The Way of Love for the Doctor

The Way of Love for the Doctor
SEASON 1 Part 27's. I'm Unstoppable (1)


Today Song: Unstoppable by Sia (sihlakan search for the one that blm has listen in the background)


I put my armor on, show you how strong how I am


I put my armor on, I'll show you that I am


I'm unstoppable


I'm a Porsche with no brakes


I'm invincible


Yeah, I win every single game


I'm so powerful


I don't need batteries to play


I'm so conflicted


🔹️🔹️🔹️🔹️🔹️🔹️


Romantic Bali, with golden light-studded beaches with candles and lanterns. You were there with the people who loved you. See those celebrating love. Under the shadow of the silvery moonlight magic that hypnotizes your mind and someone who holds your hand.



Last night we had dinner with colleagues, were among the comrades in arms who celebrated our hard work this year. Storytelling, laughing and joking take the pressure of a short job off our shoulders. The feeling of standing at the top was indeed pleasant.


Ten years ago I also stood on this beach myself at the faint of dawn, I woke up from my slumber. But I was 25 years old when I was at the lowest level of my life, when I knew all the truth about Simon, my perfect world was blown to pieces like a piece of glass in my hand.


I'm getting away from her. Unable to accept reality, unable to decide, between abandoning comfort and starting from the ground up, facing the fact that the world is no longer friendly, fake friends start to leave you because you're not even a nobody anymore, or sacrifice myself but still hold a false comfort to my life.


As I pityed myself, I saw those fishermen coming home from the sea. They work from night, earning a living for their families. Suddenly I realized my complaints were nothing compared to them. They try and believe in the Creator who nurtures them, walking day by day from living it with gratitude, entrusting their lives and thanking the life-giving Hyang Widhi.



What does all the treasure in your hand mean, if your heart is not calm. If your heart is always hurting, overshadowed by a cancer-like feeling of jealousy that dries out your heart, that your husband may be more affectionate towards other women, she said,  there may be one moment your son will come and ask who another child claims to be his brother. Your son will live with such an understanding. What I fear, God even preserves the life of one meaningless canary. I'm human, I'm young, my blood is turbulent, my parents never grew up I was a coward to face the world.
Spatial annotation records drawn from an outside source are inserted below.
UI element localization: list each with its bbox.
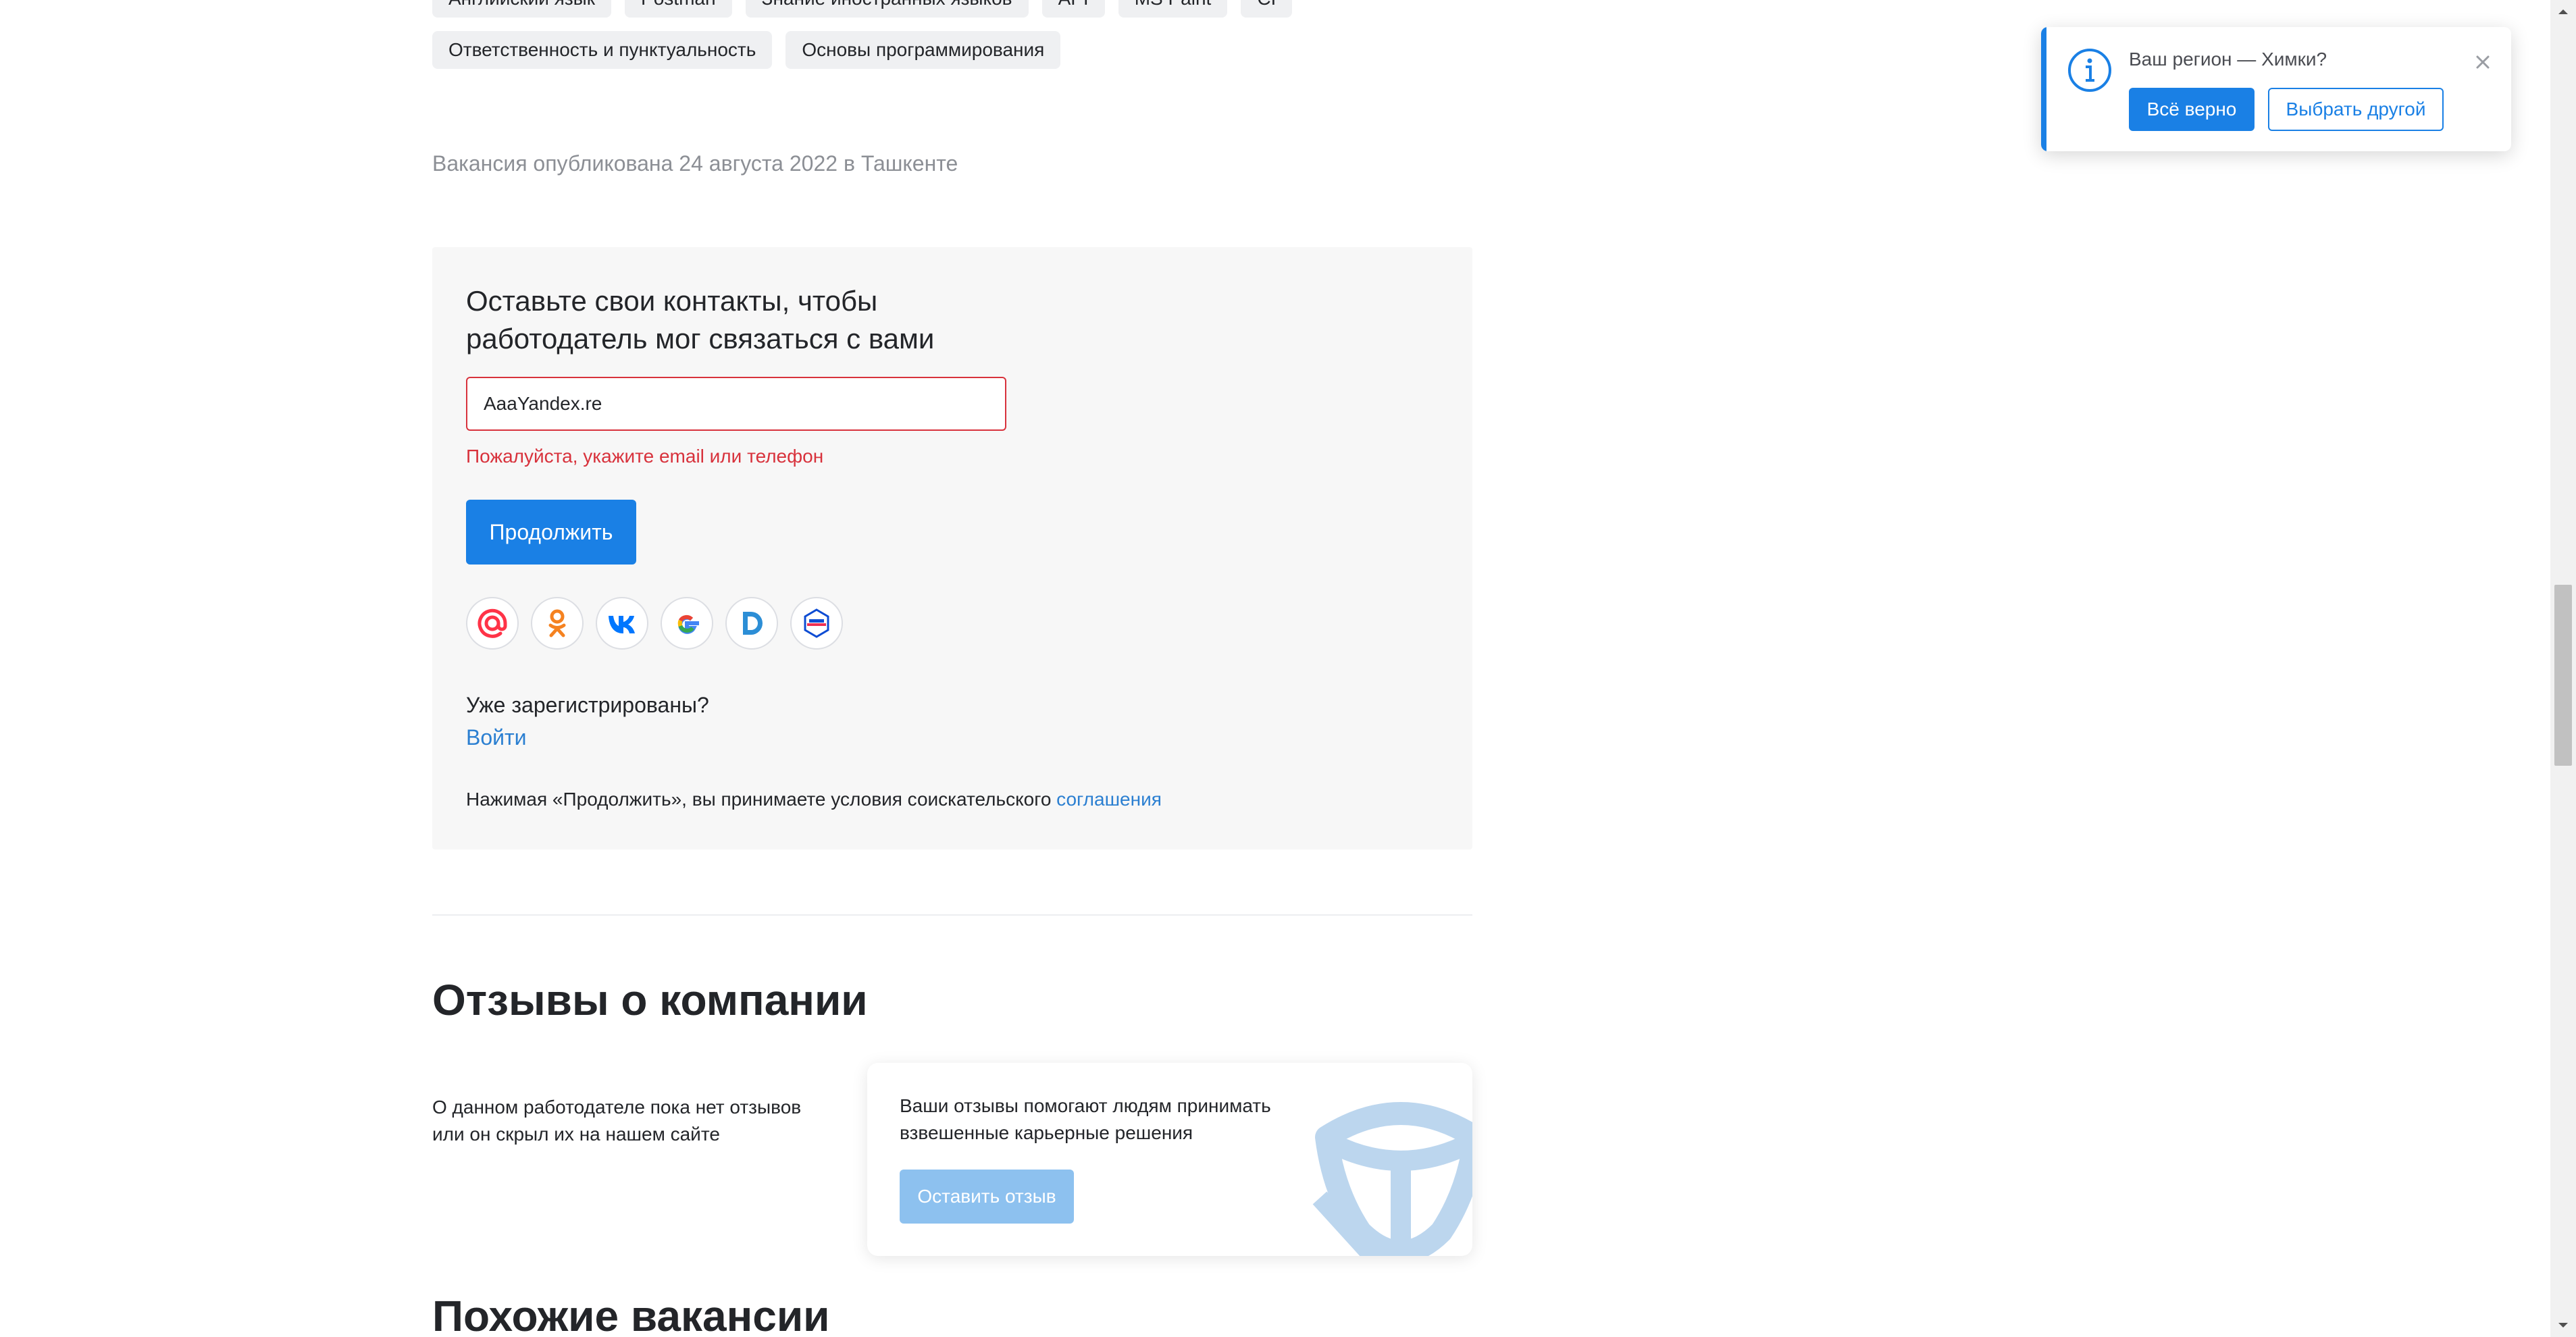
leave-review-button[interactable]: Оставить отзыв bbox=[900, 1170, 1074, 1224]
login-link[interactable]: Войти bbox=[466, 725, 527, 750]
mail-ru-login-button[interactable] bbox=[466, 597, 519, 650]
no-reviews-text: О данном работодателе пока нет отзывов и… bbox=[432, 1097, 802, 1145]
region-choose-other-button[interactable]: Выбрать другой bbox=[2268, 88, 2444, 131]
reviews-section-title: Отзывы о компании bbox=[432, 976, 868, 1024]
skill-tag: Английский язык bbox=[432, 0, 612, 18]
continue-button[interactable]: Продолжить bbox=[466, 500, 636, 565]
skill-tag: Основы программирования bbox=[785, 31, 1061, 69]
vk-icon bbox=[609, 616, 635, 633]
odnoklassniki-login-button[interactable] bbox=[531, 597, 584, 650]
agreement-text: Нажимая «Продолжить», вы принимаете усло… bbox=[466, 789, 1162, 810]
vacancy-page: Английский язык Postman Знание иностранных… bbox=[0, 0, 2576, 1337]
info-icon bbox=[2068, 49, 2111, 92]
published-date-text: Вакансия опубликована 24 августа 2022 в … bbox=[432, 151, 958, 176]
google-login-button[interactable] bbox=[661, 597, 713, 650]
odnoklassniki-icon bbox=[548, 609, 566, 637]
similar-vacancies-title: Похожие вакансии bbox=[432, 1292, 830, 1337]
close-icon[interactable] bbox=[2471, 50, 2495, 74]
skills-row-1: Английский язык Postman Знание иностранных… bbox=[432, 0, 1486, 31]
skill-tag: CI bbox=[1241, 0, 1293, 18]
vk-login-button[interactable] bbox=[596, 597, 648, 650]
d-icon bbox=[743, 612, 763, 635]
page-scrollbar[interactable] bbox=[2550, 0, 2576, 1337]
contact-input[interactable] bbox=[466, 377, 1006, 431]
skill-tag: MS Paint bbox=[1118, 0, 1228, 18]
skill-tag: Ответственность и пунктуальность bbox=[432, 31, 773, 69]
popup-accent-bar bbox=[2041, 27, 2046, 151]
google-icon bbox=[677, 614, 699, 634]
steering-wheel-decoration-icon bbox=[1312, 1102, 1472, 1256]
region-question: Ваш регион — Химки? bbox=[2129, 49, 2327, 70]
leave-review-card: Ваши отзывы помогают людям принимать взв… bbox=[867, 1063, 1472, 1256]
agreement-link[interactable]: соглашения bbox=[1056, 789, 1162, 810]
skill-tag: Postman bbox=[625, 0, 732, 18]
skills-row-2: Ответственность и пунктуальность Основы п… bbox=[432, 31, 1486, 82]
scroll-up-arrow-icon[interactable] bbox=[2550, 0, 2576, 23]
gosuslugi-login-button[interactable] bbox=[790, 597, 843, 650]
region-confirm-button[interactable]: Всё верно bbox=[2129, 88, 2255, 131]
skills-tags: Английский язык Postman Знание иностранных… bbox=[432, 0, 1486, 82]
scroll-down-arrow-icon[interactable] bbox=[2550, 1314, 2576, 1337]
region-popup: Ваш регион — Химки? Всё верно Выбрать др… bbox=[2041, 27, 2511, 151]
already-registered-text: Уже зарегистрированы? bbox=[466, 693, 709, 717]
agreement-prefix: Нажимая «Продолжить», вы принимаете усло… bbox=[466, 789, 1052, 810]
d-login-button[interactable] bbox=[725, 597, 778, 650]
contacts-title: Оставьте свои контакты, чтобы работодате… bbox=[466, 285, 935, 355]
skill-tag: API bbox=[1041, 0, 1105, 18]
section-divider bbox=[432, 914, 1472, 916]
contact-error-message: Пожалуйста, укажите email или телефон bbox=[466, 446, 824, 467]
skill-tag: Знание иностранных языков bbox=[745, 0, 1029, 18]
contacts-form-panel: Оставьте свои контакты, чтобы работодате… bbox=[432, 247, 1472, 849]
mail-ru-icon bbox=[478, 608, 507, 638]
review-card-text: Ваши отзывы помогают людям принимать взв… bbox=[900, 1095, 1271, 1143]
scrollbar-thumb[interactable] bbox=[2554, 585, 2572, 766]
gosuslugi-icon bbox=[804, 608, 829, 638]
I turned on my phone that I never turned on for a few days because I didn't want to hear anything from Simon. I opened a local radio and a song as if Sang Hyang Widhi had sent me. I remember that moment as if I were enlightened.


Break down, only alone I will cry on out


You'll never see what's hiding out


Hiding out deep down


Yeah, yeah


Is the only way to make friendships grow


But I'm too afraid now


Yeah, yeah


I put my armor on, show you how strong how I am


I put my armor on, I'll show you that I am


I'm unstoppable


I'm a Porsche with no breaks


I'm invincible


Yeah, I win every single game


I'm so powerful


I don't need batteries to play


I'm so conflicted


Yeah, I'm unstoppable today


Unstoppable


(Red: search for translation in Google Yes )


With the dimness of the dawn, my heart became firm. What has fallen to pieces cannot be saved anymore. I was going to go face the world, so I went back to Jakarta, faced Papa and Mama, told her about my problems, decided to get divorced. Which Papa directly supported, at that time my dear Papa was still strong to hold my hand. He was so angry and had no intention of apologizing to Simon, I knew if I dared to tell him that's what he was going to do, he sent a lawyer to arrange my divorce.



I don't care about Simon, or any effort he makes to keep me by his side. I focus on learning to walk, walk, learn to run and time passes so fast, sometimes I fall but for my family I can always have a reason not to give up and get back up.


“You'll regret ever dumping me. One day I'll make you see what you're throwing away.” I remember his last words. But today I stand here, not regretting anything from my ten-year journey. I am grateful to have passed all the transverse arals and to be on my track now.


I’m Unstoppable, it is not my own strength, because I believe I am walking on the right path, and dare to carry my burden to be strong.